India, Empire, and First World War Culture
Author :
Publisher : Cambridge University Press
Total Pages : 495
Release :
ISBN-10 : 9781107081581
ISBN-13 : 1107081580
Rating : 4/5 (81 Downloads)

Synopsis India, Empire, and First World War Culture by : Santanu Das

This is the first cultural and literary history of India and the First World War, with archival research from Europe and South Asia.
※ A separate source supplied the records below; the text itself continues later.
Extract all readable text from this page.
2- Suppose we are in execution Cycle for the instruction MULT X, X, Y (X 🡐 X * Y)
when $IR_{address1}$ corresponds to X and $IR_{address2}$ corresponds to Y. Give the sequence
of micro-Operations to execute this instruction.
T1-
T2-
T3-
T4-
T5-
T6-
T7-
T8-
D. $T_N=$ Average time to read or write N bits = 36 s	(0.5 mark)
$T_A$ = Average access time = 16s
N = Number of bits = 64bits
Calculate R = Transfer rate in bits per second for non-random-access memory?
Gender, Morality, and Race in Company India, 1765-1858

Gender, Morality, and Race in Company India, 1765-1858
Author :
Publisher : Palgrave Macmillan
Total Pages : 0
Release :
ISBN-10 : 0230116930
ISBN-13 : 9780230116931
Rating : 4/5 (30 Downloads)

Synopsis Gender, Morality, and Race in Company India, 1765-1858 by : J. Sramek

This book examines the relationship between colonial anxieties about personal behavior, gender, morality, and colonial rule in India during the first century of British rule, when the East India Company governed India rather than the British State directly, focusing on the ideology of "The Empire of Opinion."

The Indian Army and the End of the Raj

The Indian Army and the End of the Raj
Author :
Publisher : Cambridge University Press
Total Pages : 401
Release :
ISBN-10 : 9780521899758
ISBN-13 : 0521899753
Rating : 4/5 (58 Downloads)

Synopsis The Indian Army and the End of the Raj by : Daniel Marston

A unique examination of the role of the Indian army in post-World War II India in the run-up to Partition. Daniel Marston draws upon extensive archival research and interviews with veterans of the events of 1947 to provide fresh insight into the final days of the British Raj.